LCP-based cache invalidation: When input changes, computes the longest common prefix between old and new token sequences, only invalidating cache blocks beyond the unchanged prefix.
Cost-based adaptive preemption: When GPU memory exhausts, chooses between recomputation and swapping to CPU based on hardware-specific performance models profiled offline.

4. Results / Observations

Up to 11x faster TTFT: On web crawling workloads at high load (QPS 4.0), median TTFT improves 10.8–11.0x.
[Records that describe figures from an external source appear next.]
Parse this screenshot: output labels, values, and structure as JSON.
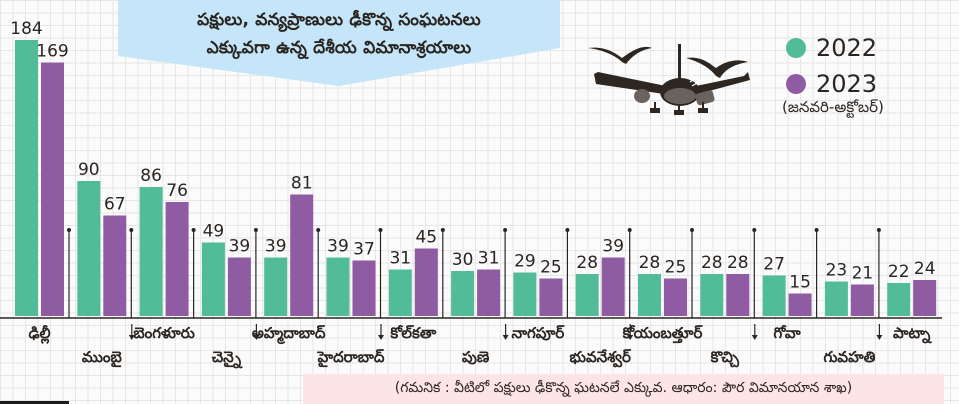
{
  "chart_data": {
    "type": "bar",
    "title": "పక్షులు, వన్యప్రాణులు ఢీకొన్న సంఘటనలు ఎక్కువగా ఉన్న దేశీయ విమానాశ్రయాలు",
    "categories": [
      "ఢిల్లీ",
      "ముంబై",
      "బెంగళూరు",
      "చెన్నై",
      "అహ్మదాబాద్",
      "హైదరాబాద్",
      "కోల్‌కతా",
      "పుణె",
      "నాగపూర్",
      "భువనేశ్వర్",
      "కోయంబత్తూర్",
      "కొచ్చి",
      "గోవా",
      "గువహతి",
      "పాట్నా"
    ],
    "series": [
      {
        "name": "2022",
        "color": "#52bb98",
        "values": [
          184,
          90,
          86,
          49,
          39,
          39,
          31,
          30,
          29,
          28,
          28,
          28,
          27,
          23,
          22
        ]
      },
      {
        "name": "2023",
        "color": "#8f5ca3",
        "values": [
          169,
          67,
          76,
          39,
          81,
          37,
          45,
          31,
          25,
          39,
          25,
          28,
          15,
          21,
          24
        ]
      }
    ],
    "legend_note": "(జనవరి-అక్టోబర్)",
    "legend_position": "top-right",
    "xlabel": "",
    "ylabel": "",
    "ylim": [
      0,
      184
    ],
    "grid": true,
    "label_row": [
      0,
      1,
      0,
      1,
      0,
      1,
      0,
      1,
      0,
      1,
      0,
      1,
      0,
      1,
      0
    ]
  },
  "banner": {
    "line1": "పక్షులు, వన్యప్రాణులు ఢీకొన్న సంఘటనలు",
    "line2": "ఎక్కువగా ఉన్న దేశీయ విమానాశ్రయాలు",
    "color": "#c4e6f8"
  },
  "legend": {
    "items": [
      {
        "label": "2022",
        "color": "#52bb98"
      },
      {
        "label": "2023",
        "color": "#8f5ca3"
      }
    ],
    "note": "(జనవరి-అక్టోబర్)"
  },
  "footnote": "(గమనిక : వీటిలో పక్షులు ఢీకొన్న ఘటనలే ఎక్కువ. ఆధారం: పౌర విమానయాన శాఖ)",
  "illustration": "airplane-with-birds-icon"
}
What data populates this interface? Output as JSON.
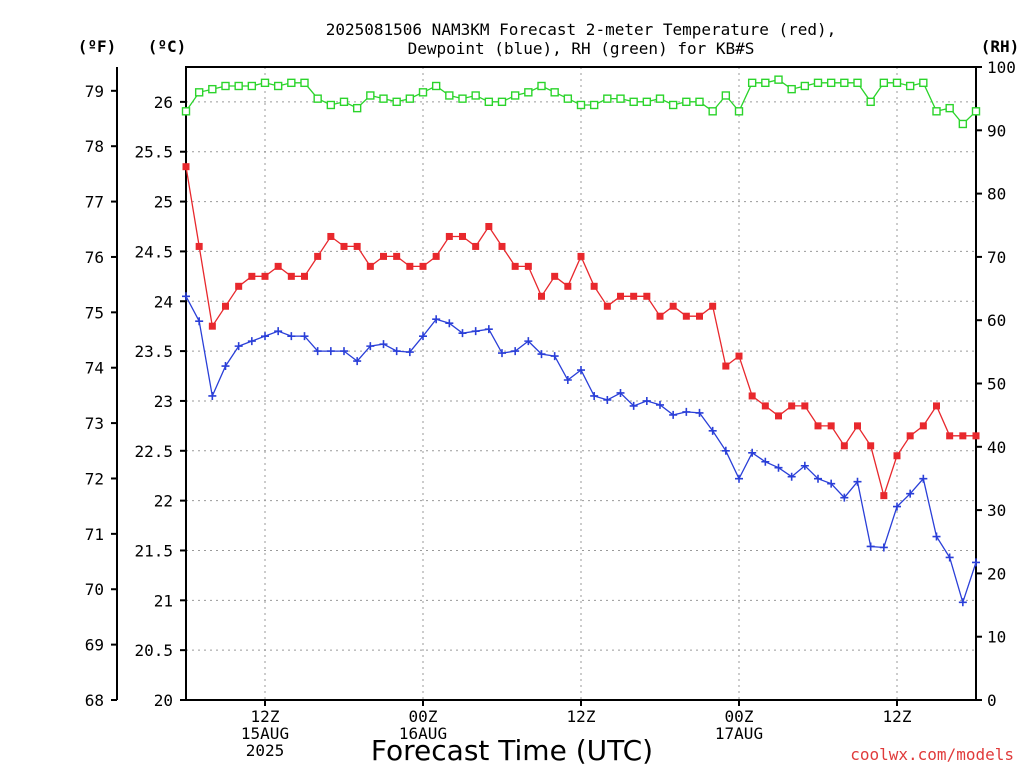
{
  "title_line1": "2025081506 NAM3KM Forecast 2-meter Temperature (red),",
  "title_line2": "Dewpoint (blue), RH (green) for KB#S",
  "unit_f": "(ºF)",
  "unit_c": "(ºC)",
  "unit_rh": "(RH)",
  "xlabel": "Forecast Time (UTC)",
  "credit": "coolwx.com/models",
  "chart_data": {
    "type": "line",
    "title": "2025081506 NAM3KM Forecast 2-meter Temperature (red), Dewpoint (blue), RH (green) for KB#S",
    "xlabel": "Forecast Time (UTC)",
    "x": [
      0,
      1,
      2,
      3,
      4,
      5,
      6,
      7,
      8,
      9,
      10,
      11,
      12,
      13,
      14,
      15,
      16,
      17,
      18,
      19,
      20,
      21,
      22,
      23,
      24,
      25,
      26,
      27,
      28,
      29,
      30,
      31,
      32,
      33,
      34,
      35,
      36,
      37,
      38,
      39,
      40,
      41,
      42,
      43,
      44,
      45,
      46,
      47,
      48,
      49,
      50,
      51,
      52,
      53,
      54,
      55,
      56,
      57,
      58,
      59,
      60
    ],
    "x_unit": "forecast hour from 2025-08-15 06Z",
    "x_ticks": [
      {
        "hour": 6,
        "labels": [
          "12Z",
          "15AUG",
          "2025"
        ]
      },
      {
        "hour": 18,
        "labels": [
          "00Z",
          "16AUG"
        ]
      },
      {
        "hour": 30,
        "labels": [
          "12Z"
        ]
      },
      {
        "hour": 42,
        "labels": [
          "00Z",
          "17AUG"
        ]
      },
      {
        "hour": 54,
        "labels": [
          "12Z"
        ]
      }
    ],
    "xlim": [
      0,
      60
    ],
    "y_left_c": {
      "label": "(ºC)",
      "lim": [
        20,
        26.35
      ],
      "ticks": [
        20,
        20.5,
        21,
        21.5,
        22,
        22.5,
        23,
        23.5,
        24,
        24.5,
        25,
        25.5,
        26
      ]
    },
    "y_left_f": {
      "label": "(ºF)",
      "lim": [
        68,
        79.43
      ],
      "ticks": [
        68,
        69,
        70,
        71,
        72,
        73,
        74,
        75,
        76,
        77,
        78,
        79
      ]
    },
    "y_right_rh": {
      "label": "(RH)",
      "lim": [
        0,
        100
      ],
      "ticks": [
        0,
        10,
        20,
        30,
        40,
        50,
        60,
        70,
        80,
        90,
        100
      ]
    },
    "grid": true,
    "series": [
      {
        "name": "Temperature",
        "color": "#e8282d",
        "axis": "C",
        "marker": "filled-square",
        "values": [
          25.35,
          24.55,
          23.75,
          23.95,
          24.15,
          24.25,
          24.25,
          24.35,
          24.25,
          24.25,
          24.45,
          24.65,
          24.55,
          24.55,
          24.35,
          24.45,
          24.45,
          24.35,
          24.35,
          24.45,
          24.65,
          24.65,
          24.55,
          24.75,
          24.55,
          24.35,
          24.35,
          24.05,
          24.25,
          24.15,
          24.45,
          24.15,
          23.95,
          24.05,
          24.05,
          24.05,
          23.85,
          23.95,
          23.85,
          23.85,
          23.95,
          23.35,
          23.45,
          23.05,
          22.95,
          22.85,
          22.95,
          22.95,
          22.75,
          22.75,
          22.55,
          22.75,
          22.55,
          22.05,
          22.45,
          22.65,
          22.75,
          22.95,
          22.65,
          22.65,
          22.65
        ]
      },
      {
        "name": "Dewpoint",
        "color": "#2a3fd8",
        "axis": "C",
        "marker": "plus",
        "values": [
          24.05,
          23.8,
          23.05,
          23.35,
          23.55,
          23.6,
          23.65,
          23.7,
          23.65,
          23.65,
          23.5,
          23.5,
          23.5,
          23.4,
          23.55,
          23.57,
          23.5,
          23.49,
          23.65,
          23.82,
          23.78,
          23.68,
          23.7,
          23.72,
          23.48,
          23.5,
          23.6,
          23.47,
          23.45,
          23.21,
          23.31,
          23.05,
          23.01,
          23.08,
          22.95,
          23.0,
          22.96,
          22.86,
          22.89,
          22.88,
          22.7,
          22.5,
          22.22,
          22.48,
          22.39,
          22.33,
          22.24,
          22.35,
          22.22,
          22.17,
          22.03,
          22.19,
          21.54,
          21.53,
          21.94,
          22.07,
          22.22,
          21.64,
          21.43,
          20.98,
          21.38
        ]
      },
      {
        "name": "RH",
        "color": "#2bd42b",
        "axis": "RH",
        "marker": "open-square",
        "values": [
          93,
          96,
          96.5,
          97,
          97,
          97,
          97.5,
          97,
          97.5,
          97.5,
          95,
          94,
          94.5,
          93.5,
          95.5,
          95,
          94.5,
          95,
          96,
          97,
          95.5,
          95,
          95.5,
          94.5,
          94.5,
          95.5,
          96,
          97,
          96,
          95,
          94,
          94,
          95,
          95,
          94.5,
          94.5,
          95,
          94,
          94.5,
          94.5,
          93,
          95.5,
          93,
          97.5,
          97.5,
          98,
          96.5,
          97,
          97.5,
          97.5,
          97.5,
          97.5,
          94.5,
          97.5,
          97.5,
          97,
          97.5,
          93,
          93.5,
          91,
          93
        ]
      }
    ]
  }
}
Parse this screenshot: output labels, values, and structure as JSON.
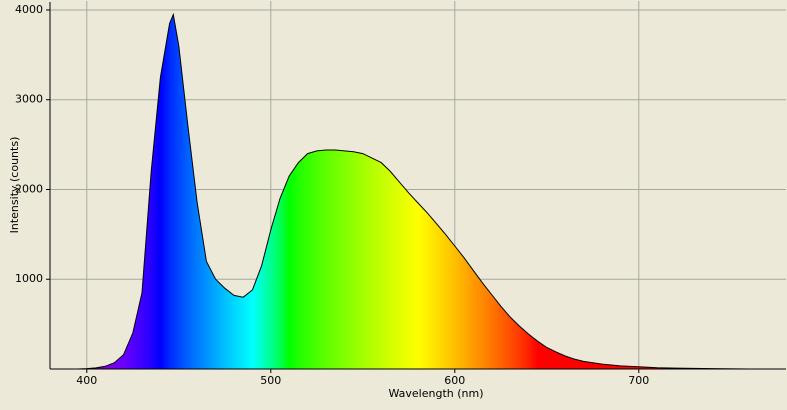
{
  "chart_data": {
    "type": "area",
    "x_label": "Wavelength (nm)",
    "y_label": "Intensity (counts)",
    "x": [
      395,
      400,
      405,
      410,
      415,
      420,
      425,
      430,
      435,
      440,
      445,
      447,
      450,
      455,
      460,
      465,
      470,
      475,
      480,
      485,
      490,
      495,
      500,
      505,
      510,
      515,
      520,
      525,
      530,
      535,
      540,
      545,
      550,
      555,
      560,
      565,
      570,
      575,
      580,
      585,
      590,
      595,
      600,
      605,
      610,
      615,
      620,
      625,
      630,
      635,
      640,
      645,
      650,
      655,
      660,
      665,
      670,
      680,
      690,
      700,
      710,
      720,
      740,
      760
    ],
    "values": [
      0,
      5,
      12,
      30,
      70,
      160,
      400,
      850,
      2200,
      3250,
      3850,
      3950,
      3600,
      2700,
      1850,
      1200,
      1000,
      900,
      820,
      800,
      880,
      1150,
      1550,
      1900,
      2150,
      2300,
      2400,
      2430,
      2440,
      2440,
      2430,
      2420,
      2400,
      2350,
      2300,
      2200,
      2080,
      1960,
      1850,
      1740,
      1620,
      1500,
      1370,
      1240,
      1100,
      960,
      830,
      700,
      580,
      480,
      390,
      310,
      240,
      190,
      145,
      110,
      85,
      55,
      35,
      25,
      15,
      10,
      5,
      0
    ],
    "xlim": [
      380,
      780
    ],
    "ylim": [
      0,
      4100
    ],
    "xticks": [
      400,
      500,
      600,
      700
    ],
    "yticks": [
      1000,
      2000,
      3000,
      4000
    ],
    "grid": true,
    "line_color": "#000000"
  }
}
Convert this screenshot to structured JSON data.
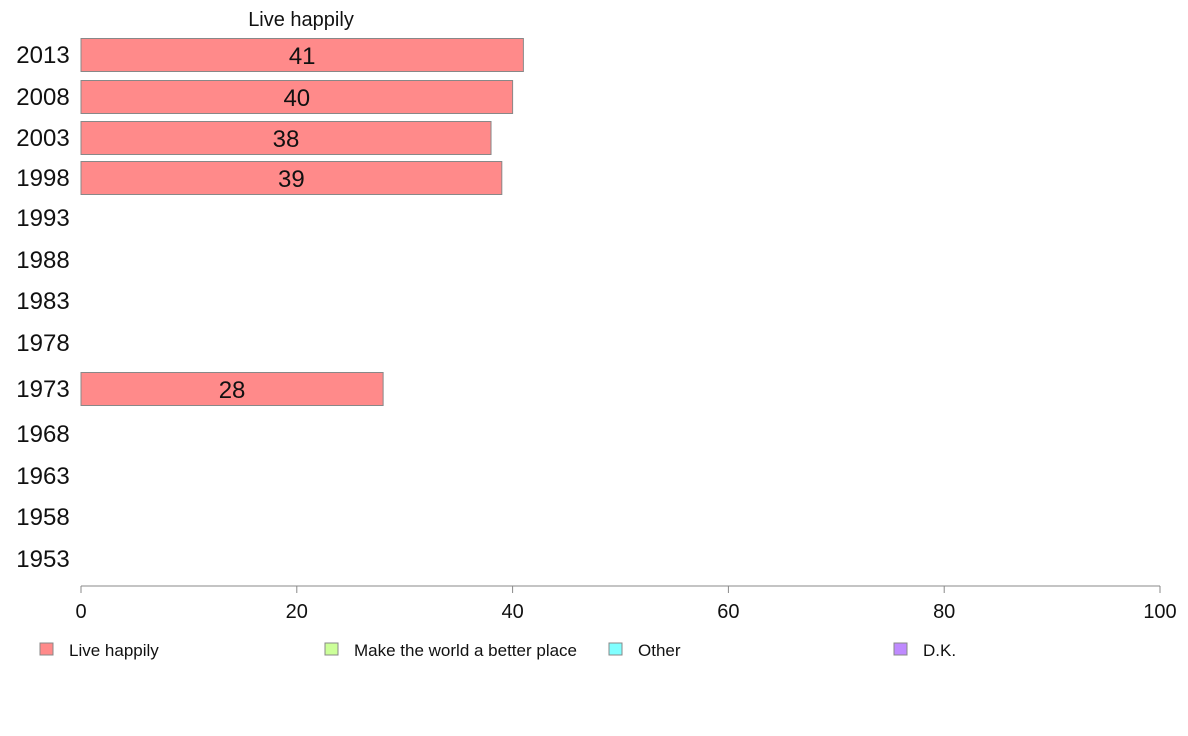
{
  "chart_data": {
    "type": "bar",
    "orientation": "horizontal",
    "panel_title": "Live happily",
    "categories": [
      "2013",
      "2008",
      "2003",
      "1998",
      "1993",
      "1988",
      "1983",
      "1978",
      "1973",
      "1968",
      "1963",
      "1958",
      "1953"
    ],
    "series": [
      {
        "name": "Live happily",
        "color": "#FF8A8A",
        "values": [
          41,
          40,
          38,
          39,
          null,
          null,
          null,
          null,
          28,
          null,
          null,
          null,
          null
        ]
      }
    ],
    "xlim": [
      0,
      100
    ],
    "xticks": [
      0,
      20,
      40,
      60,
      80,
      100
    ],
    "grid": false,
    "legend_position": "bottom",
    "legend": [
      {
        "label": "Live happily",
        "color": "#FF8A8A"
      },
      {
        "label": "Make the world a better place",
        "color": "#CCFF99"
      },
      {
        "label": "Other",
        "color": "#80FFFF"
      },
      {
        "label": "D.K.",
        "color": "#BF8AFF"
      }
    ]
  }
}
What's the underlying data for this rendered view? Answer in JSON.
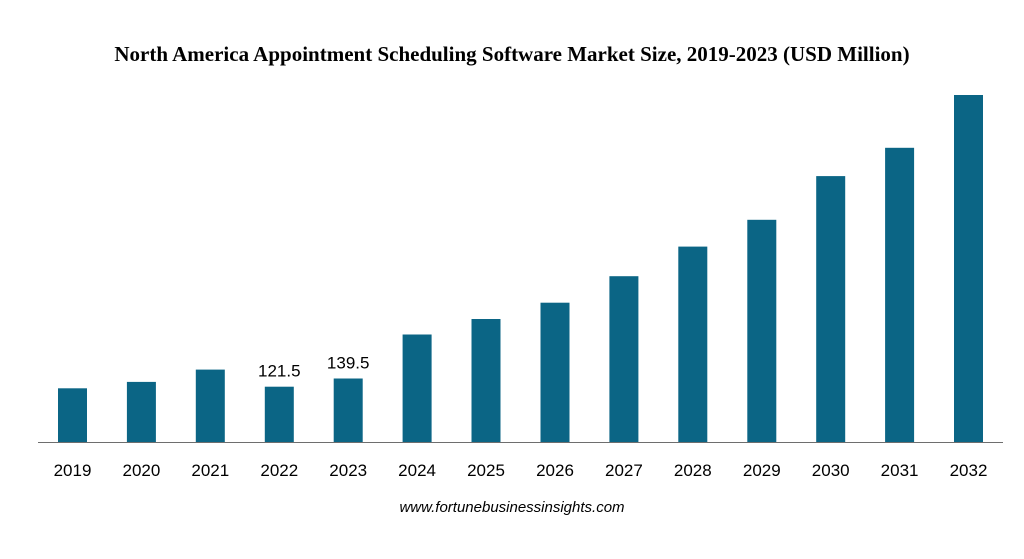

Vector search workloads see 2.5–2.6x P95 TTFT improvements.
Throughput parity: All streaming variants achieve near-identical trace completion times (within ~1%) compared to non-streaming baselines—latency gains at zero throughput cost.
Scheduling is critical under memory pressure: Without proper scheduling, streaming makes P99 latency 5x worse. With FCFS/LCAS and cost-based preemption, P99 improves up to 9.14x even under extreme memory contention.
Hardware-aware eviction matters: Recompute-only reaches 10.03x P99 on crawler workloads but only 6.69x with swap-only; the cost-based approach adapts per-GPU, achieving 8.62x by selecting the cheaper option at each eviction.
Evaluated on real-world traces: Web crawling (4,322 queries from OpenAI SimpleQA) and vector search (500 queries over 372GB Fineweb-edu corpus) on NVIDIA H200 and H100 GPUs with Llama-3.1-8B.